Direct oral anticoagulants significantly decrease recurrent venous thrombosis for adult cancer patients

Jan. 20, 2022

Direct oral anticoagulants should be considered the standard of care to treat adult patients with cancer-associated thrombosis, according to a new, ongoing study by Mayo Clinic researchers, which was described in a news release.

Thrombosis is a condition where blood clots form in blood vessels of the legs. These clots can travel to the lungs and become lodged in blood vessels, causing a pulmonary embolism. Thrombotic outcomes increase mortality in cancer patients and are the second most common cause of death after disease progression.
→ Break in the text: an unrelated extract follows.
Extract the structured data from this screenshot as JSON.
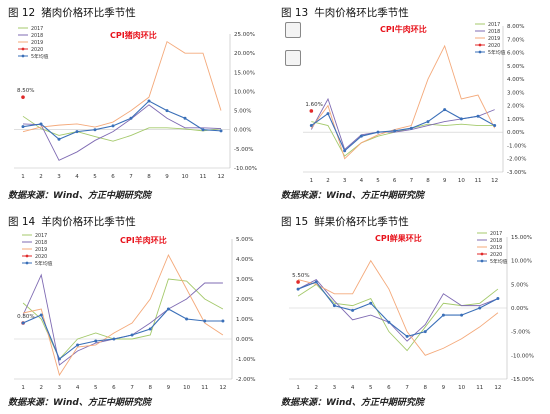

The study, published in Mayo Clinic Proceedings, examined the results of four randomized clinical trials involving 2,894 patients. This study found that direct oral anticoagulants significantly decreased cancer-associated venous thrombosis recurrence without significantly increasing bleeding, compared with parenteral dalteparin.

"Our meta-analysis finds that cancer patients who experience acute venous thrombosis events, and were treated with direct oral anticoagulants, experienced a 41% decrease in the rate of thrombosis recurrence compared with dalteparin, without significantly increasing major bleeding," says Irbaz Riaz, MBBS, a Mayo Clinic hematologist and oncologist.

Direct oral anticoagulants have been considered the standard of care to treat venous thrombosis in patients without cancer. "This analysis indicates the same is true for cancer patients," says Robert McBane II, MD, Mayo Clinic Cardiologist and the study's senior author.

The systematic review led by Mayo Clinic, which also involved researchers from five other institutions, did not find differences in mortality based on the use of oral anticoagulants versus dalteparin. The authors recommend caution in using anticoagulants when treating patients at high risk of bleeding.